I hadn’t yet timed my contractions as I was just in the moment all day. My middle sister arrived at our house as planned because she wanted to be at my birth. She timed them for me and declared that they were less than two minutes apart! Out of the tub I went to dry off and call my midwife. During our phone chat I had a couple of surges and she thought that by the sound of my voice we had time so she would come and see me in an hour. She advised me to hop in the shower. I did, but 2 minutes in I got out and said I could feel his head pressing down on my cervix. We called her back and found out she lived on the east side of the hospital whereas we were on the west side. She gave my husband the option of calling 911 if he saw the head emerge or drive me to the hospital as fast as he could….which he did.

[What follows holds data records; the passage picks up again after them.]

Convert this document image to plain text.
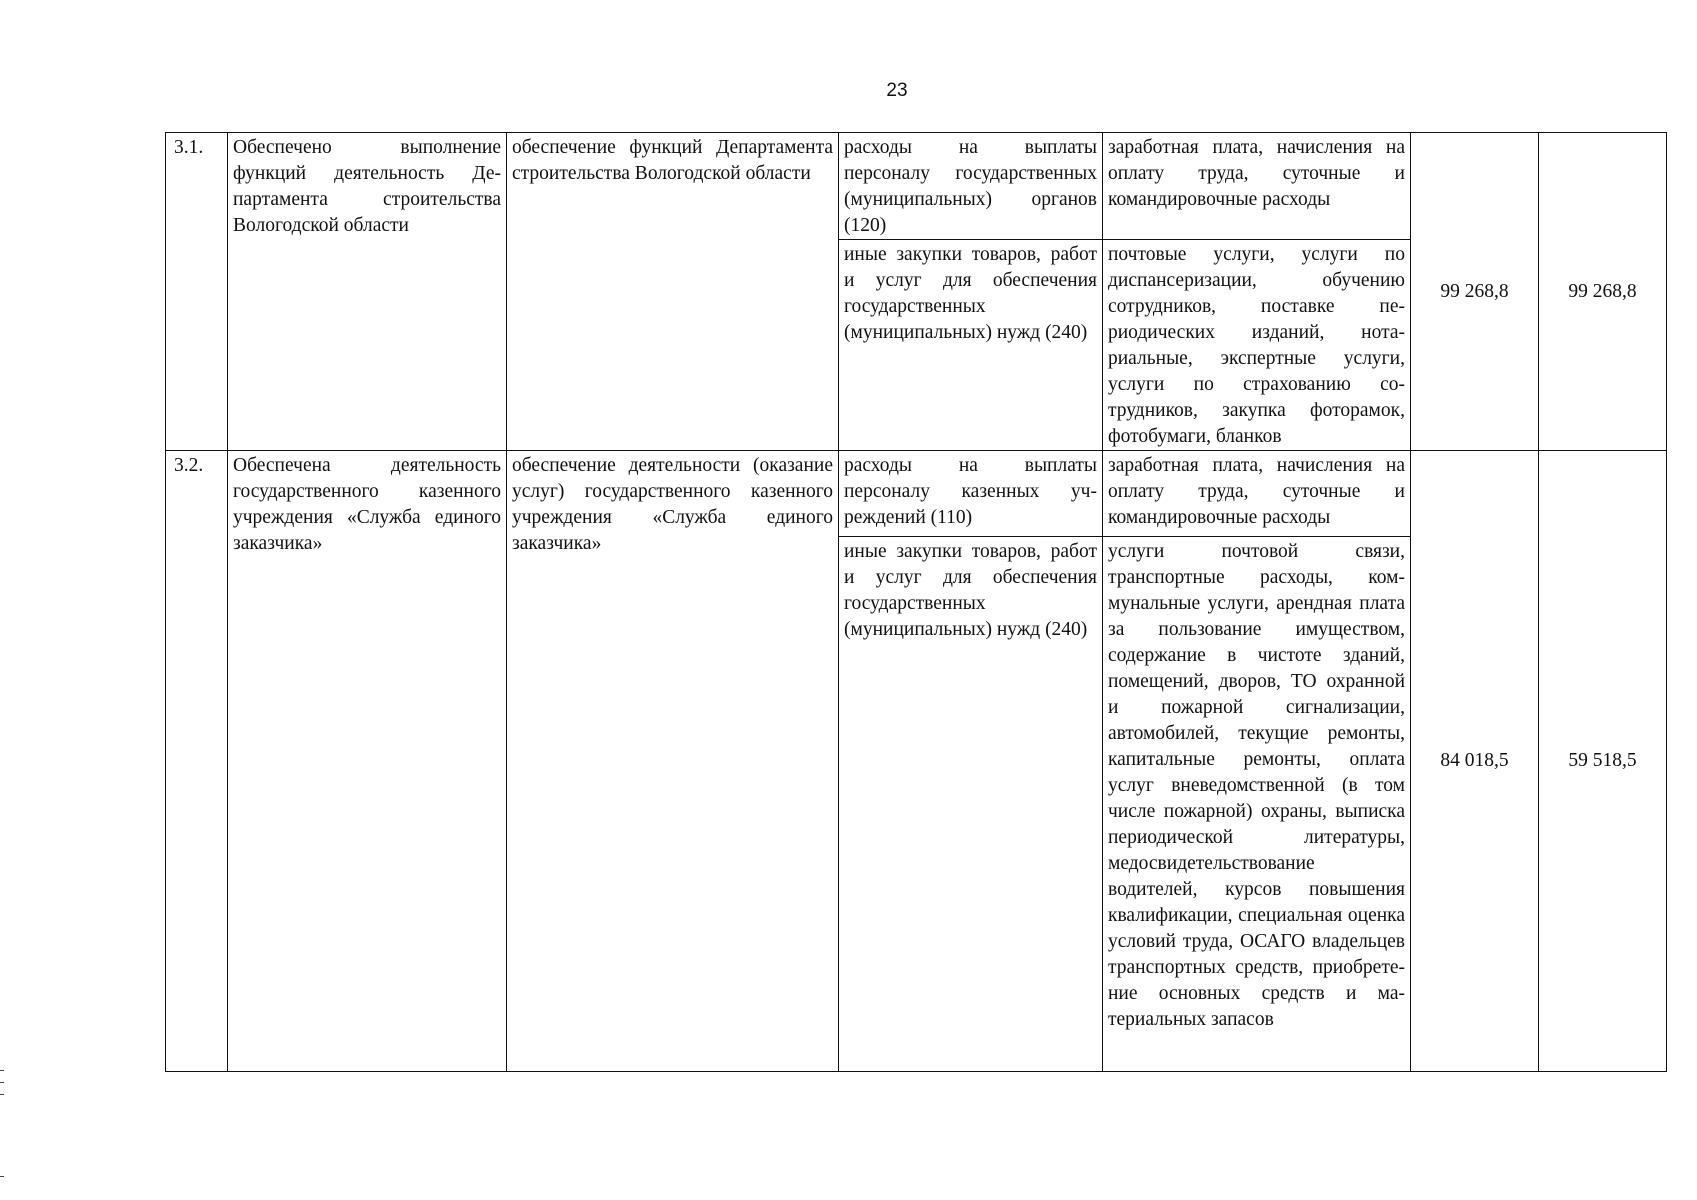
23
3.1.	Обеспечено выполнение функций деятельность Департамента строительства Вологодской области	обеспечение функций Департамента строительства Вологодской области	расходы на выплаты персоналу государственных (муниципальных) органов (120)	заработная плата, начисления на оплату труда, суточные и командировочные расходы	99 268,8	99 268,8
			иные закупки товаров, работ и услуг для обеспечения государственных (муниципальных) нужд (240)	почтовые услуги, услуги по диспансеризации, обучению сотрудников, поставке периодических изданий, нотариальные, экспертные услуги, услуги по страхованию сотрудников, закупка фоторамок, фотобумаги, бланков		
3.2.	Обеспечена деятельность государственного казенного учреждения «Служба единого заказчика»	обеспечение деятельности (оказание услуг) государственного казенного учреждения «Служба единого заказчика»	расходы на выплаты персоналу казенных учреждений (110)	заработная плата, начисления на оплату труда, суточные и командировочные расходы	84 018,5	59 518,5
			иные закупки товаров, работ и услуг для обеспечения государственных (муниципальных) нужд (240)	услуги почтовой связи, транспортные расходы, коммунальные услуги, арендная плата за пользование имуществом, содержание в чистоте зданий, помещений, дворов, ТО охранной и пожарной сигнализации, автомобилей, текущие ремонты, капитальные ремонты, оплата услуг вневедомственной (в том числе пожарной) охраны, выписка периодической литературы, медосвидетельствование водителей, курсов повышения квалификации, специальная оценка условий труда, ОСАГО владельцев транспортных средств, приобретение основных средств и материальных запасов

So transition phase was in the car, which was not pleasant but only for 10 minutes. He dropped us off at the door and I waddled in holding my hands between my legs and stopping often when things got intense. I was whisked into a room, laid on the bed and was told by a nurse (my midwife hadn’t arrived yet) that I was 9 1/2 cm. Wow, I wasn’t expecting that! When my midwife arrived she told me it would be best to break my water and then baby would be born soon after. Problem was my husband wasn’t back from parking the car and checking me in. So we waited….more contractions…it seemed like forever. Then when he got back (he’s going to kill me for saying this) he needed time to answer nature’s call, so I waited some more. Then waters were ruptured, I pushed about 4-5 times and Oliver was born! He came out so quickly that he wasn’t breathing, no sound, purple baby. His cord was clamped and cut and he was taken to be suctioned. My husband felt uneasy but for some reason I was still calm. Within a few minutes he was crying softly on my chest. He was the most amazing thing to me and I felt so in love. He started to show signs he wanted to nurse, he latched right away and nursed for 30 minutes each side while I ate the most delicious toasted Tim Horton’s bagel with a tea (actually it was just the usual food from Timmie’s but after birth everything tastes amazingly good). We looked at the clock and figured that if we went home right away our daughter could meet her little brother before her 8pm bed time. Everything went well so my midwife discharged me less than an hour and a half after he was born. I was so excited to sleep in my own bed.

It was just such a peaceful and enjoyable day which ended in my little family all being together in our home. I slept with my son that night while my daughter slept with my husband. I had a beautiful breakfast in bed and my midwife was there at 8am to check on me and baby Ollie. I feel so much joy and love thinking back to those days. How is it that my little man is 10?!